Решение изменить маршрут, прервать деловую поездку и махнуть в Гватемалу только затем, чтобы повидаться с другом юности, — это решение я принял на новом аэродроме в Мехико-сити, причем в самую последнюю минуту; я стоял уже у барьера, начиналась посадка, я еще раз пожал руку Герберту и попросил его передать от меня привет брату, если Иоахим меня еще помнит, и снова по радио раздался обычный призыв:
— Your attention, please. Your attention, please![21]
Лететь надо было снова на «суперконстэллейшн».
— All passengers for Panama — Caracas — Pernambuco…[22]
Мне было просто противно снова садиться в самолет, снова пристегиваться ремнем; Герберт сказал:
— Старик, тебе пора!
Во всем, что касается служебных дел, меня считают человеком очень добросовестным, чуть ли не педантичным; во всяком случае, мне никогда еще не случалось из прихоти затягивать деловую поездку, а тем более менять маршрут, но час спустя я уже летел с Гербертом.
— Ну, старик, — сказал он, — это ты здорово придумал!
Сам не знаю, что на меня нашло.
— Пусть теперь турбины меня подождут, — сказал я, — мне не раз приходилось ждать турбины, пусть теперь они меня подождут.

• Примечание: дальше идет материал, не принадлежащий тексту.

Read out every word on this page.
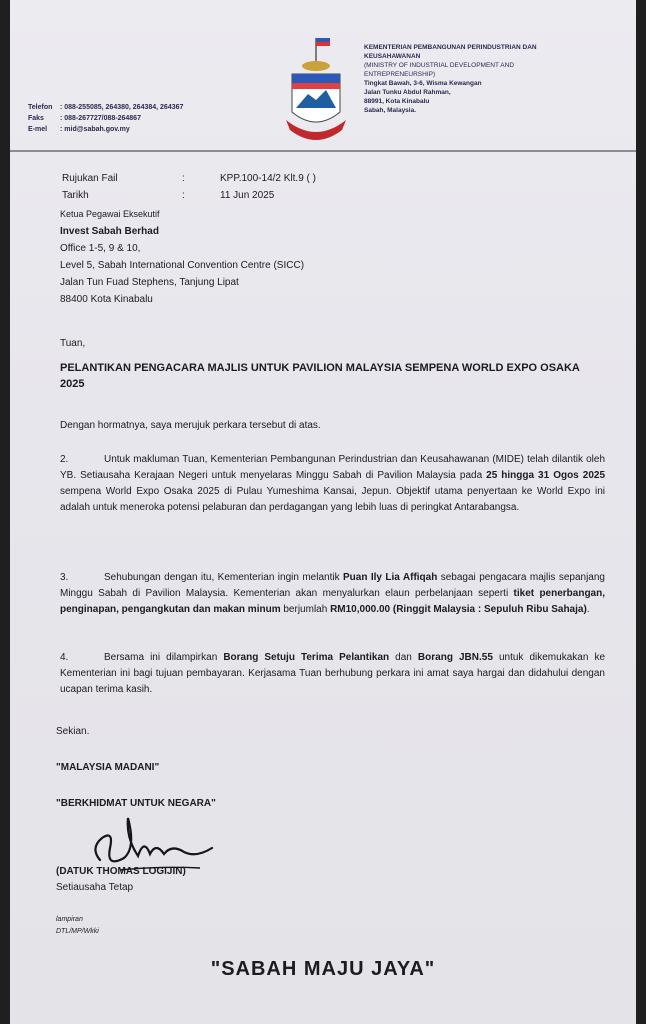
Telefon : 088-255085, 264380, 264384, 264367
Faks : 088-267727/088-264867
E-mel : mid@sabah.gov.my
KEMENTERIAN PEMBANGUNAN PERINDUSTRIAN DAN
KEUSAHAWANAN
(MINISTRY OF INDUSTRIAL DEVELOPMENT AND
ENTREPRENEURSHIP)
Tingkat Bawah, 3-6, Wisma Kewangan
Jalan Tunku Abdul Rahman,
88991, Kota Kinabalu
Sabah, Malaysia.
Rujukan Fail	:	KPP.100-14/2 Klt.9 ( )
Tarikh	:	11 Jun 2025
Ketua Pegawai Eksekutif
Invest Sabah Berhad
Office 1-5, 9 & 10,
Level 5, Sabah International Convention Centre (SICC)
Jalan Tun Fuad Stephens, Tanjung Lipat
88400 Kota Kinabalu
Tuan,
PELANTIKAN PENGACARA MAJLIS UNTUK PAVILION MALAYSIA SEMPENA WORLD EXPO OSAKA 2025
Dengan hormatnya, saya merujuk perkara tersebut di atas.
2.	Untuk makluman Tuan, Kementerian Pembangunan Perindustrian dan Keusahawanan (MIDE) telah dilantik oleh YB. Setiausaha Kerajaan Negeri untuk menyelaras Minggu Sabah di Pavilion Malaysia pada 25 hingga 31 Ogos 2025 sempena World Expo Osaka 2025 di Pulau Yumeshima Kansai, Jepun. Objektif utama penyertaan ke World Expo ini adalah untuk meneroka potensi pelaburan dan perdagangan yang lebih luas di peringkat Antarabangsa.
3.	Sehubungan dengan itu, Kementerian ingin melantik Puan Ily Lia Affiqah sebagai pengacara majlis sepanjang Minggu Sabah di Pavilion Malaysia. Kementerian akan menyalurkan elaun perbelanjaan seperti tiket penerbangan, penginapan, pengangkutan dan makan minum berjumlah RM10,000.00 (Ringgit Malaysia : Sepuluh Ribu Sahaja).
4.	Bersama ini dilampirkan Borang Setuju Terima Pelantikan dan Borang JBN.55 untuk dikemukakan ke Kementerian ini bagi tujuan pembayaran. Kerjasama Tuan berhubung perkara ini amat saya hargai dan didahului dengan ucapan terima kasih.
Sekian.
"MALAYSIA MADANI"
"BERKHIDMAT UNTUK NEGARA"
(DATUK THOMAS LOGIJIN)
Setiausaha Tetap
lampiran
DTL/MP/Wkki
"SABAH MAJU JAYA"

Конечно, так рассуждать нелепо.
Уже Кампече встретил нас зноем — солнце в мареве, липкий воздух, вонь гниющих болот; а когда вытираешь пот с лица, то кажется, что сам воняешь рыбой. Я не сказал ни слова. В конце концов перестаешь вытирать пот, сидишь с закрытыми глазами, дышишь, не разжимая губ, прислонившись головой к стене и вытянув ноги. Герберт был совершенно уверен, что поезд идет каждый вторник — так по крайней мере черным по белому значилось в путеводителе, привезенном из Дюссельдорфа, но после пяти часов ожидания вдруг выяснилось, что мы приехали не во вторник, а в понедельник.